Ubiquitin (Ub) signaling requires the sequential interactions and activities of three enzymes, E1, E2, and E3. Cdc34 is an E2 that plays a key role in regulating cell cycle progression and requires unique structural elements to function. The molecular basis by which Cdc34 engages its E1 and the structural mechanisms by which its unique C-terminal extension functions in Cdc34 activity are unknown. Here, we present crystal structures of Cdc34 alone and in complex with E1, and a Cdc34~Ub thioester mimetic that represents the product of Uba1-Cdc34 Ub transthiolation. These structures reveal conformational changes in Uba1 and Cdc34 and a unique binding mode that are required for transthiolation. The Cdc34~Ub structure reveals contacts between the Cdc34 C-terminal extension and Ub that stabilize Cdc34~Ub in a closed conformation and are critical for Ub discharge. Altogether, our structural, biochemical, and cell-based studies provide insights into the molecular mechanisms by which Cdc34 function in cells.

Molecular mechanism of a covalent allosteric inhibitor of SUMO E1 activating enzyme.

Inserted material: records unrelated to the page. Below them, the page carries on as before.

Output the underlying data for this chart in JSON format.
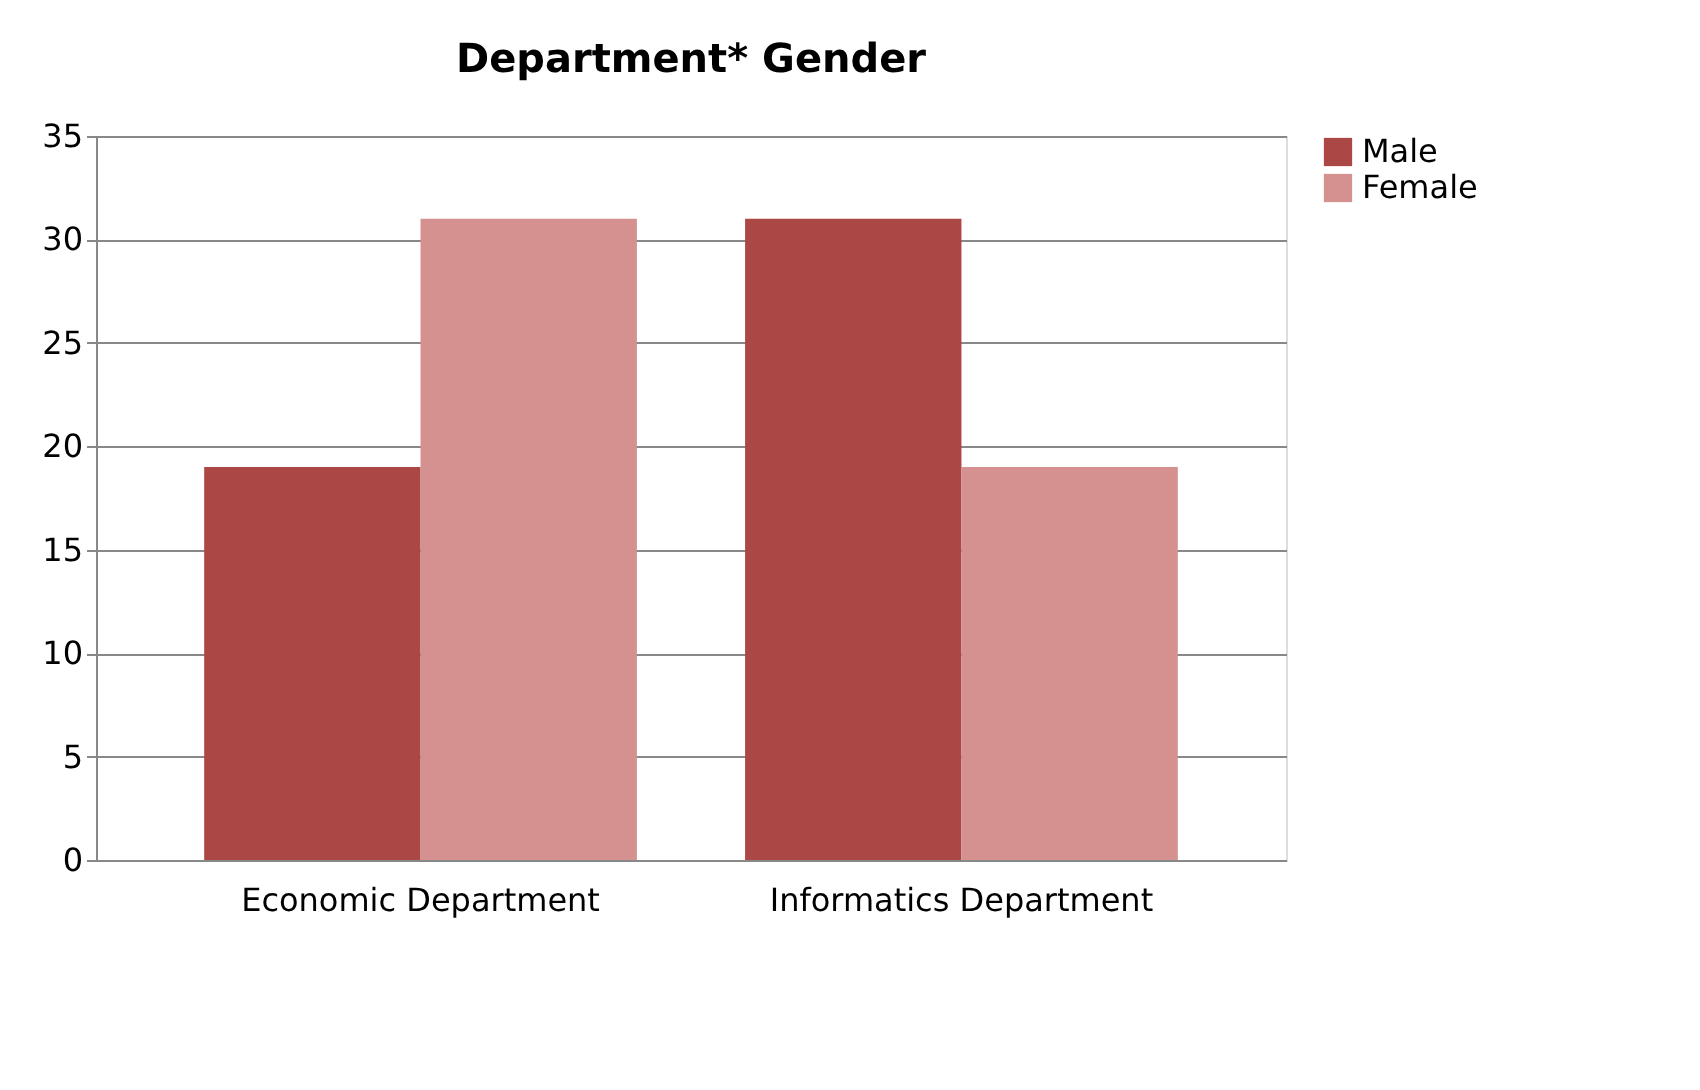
{
  "chart_data": {
    "type": "bar",
    "title": "Department* Gender",
    "categories": [
      "Economic Department",
      "Informatics Department"
    ],
    "series": [
      {
        "name": "Male",
        "color": "#ab4744",
        "values": [
          19,
          31
        ]
      },
      {
        "name": "Female",
        "color": "#d4918f",
        "values": [
          31,
          19
        ]
      }
    ],
    "ylim": [
      0,
      35
    ],
    "yticks": [
      0,
      5,
      10,
      15,
      20,
      25,
      30,
      35
    ],
    "grid": "y",
    "legend": "right"
  }
}
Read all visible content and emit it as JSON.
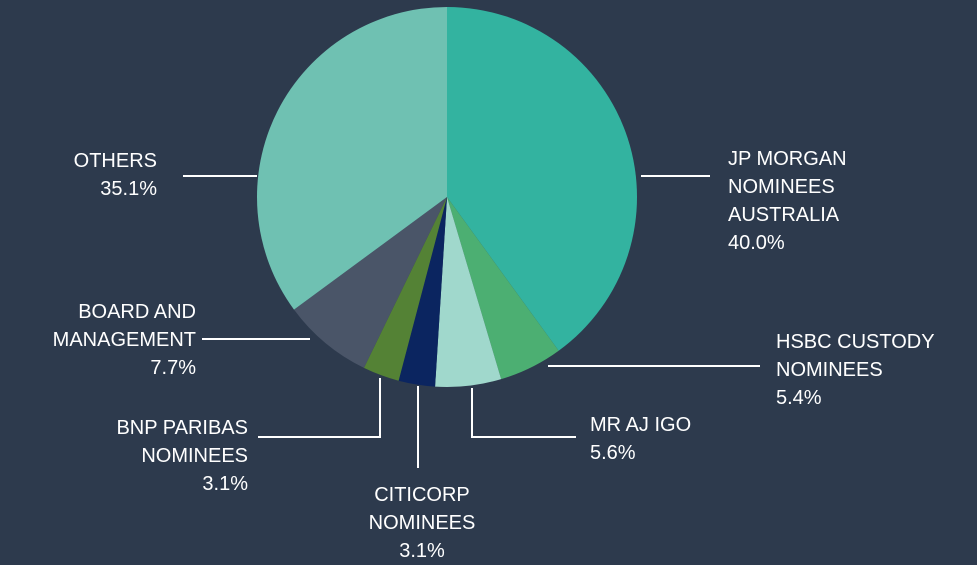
{
  "chart_data": {
    "type": "pie",
    "categories": [
      "JP MORGAN NOMINEES AUSTRALIA",
      "HSBC CUSTODY NOMINEES",
      "MR AJ IGO",
      "CITICORP NOMINEES",
      "BNP PARIBAS NOMINEES",
      "BOARD AND MANAGEMENT",
      "OTHERS"
    ],
    "values": [
      40.0,
      5.4,
      5.6,
      3.1,
      3.1,
      7.7,
      35.1
    ],
    "value_labels": [
      "40.0%",
      "5.4%",
      "5.6%",
      "3.1%",
      "3.1%",
      "7.7%",
      "35.1%"
    ],
    "colors": [
      "#33b3a0",
      "#4caf72",
      "#a0d8cc",
      "#0b2560",
      "#548235",
      "#4a5568",
      "#6fc1b2"
    ]
  }
}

E1 enzymes activate ubiquitin (Ub) and ubiquitin-like modifiers (Ubls) in the first step of Ub/Ubl conjugation cascades and represent potential targets for therapeutic intervention in cancer and other life-threatening diseases. Here, we report the crystal structure of the E1 enzyme for the Ubl SUMO in complex with a recently discovered and highly specific covalent allosteric inhibitor (COH000). The structure reveals that COH000 targets a cryptic pocket distinct from the active site that is completely buried in all previous SUMO E1 structures and that COH000 binding to SUMO E1 is accompanied by a network of structural changes that altogether lock the enzyme in a previously unobserved inactive conformation. These structural changes include disassembly of the active site and a 180° rotation of the catalytic cysteine-containing SCCH domain, relative to conformational snapshots of SUMO E1 poised to catalyze adenylation. Altogether, our study provides a molecular basis for the inhibitory mechanism of COH000 and its SUMO E1 specificity, and also establishes a framework for potential development of molecules targeting E1 enzymes for other Ubls at a cryptic allosteric site.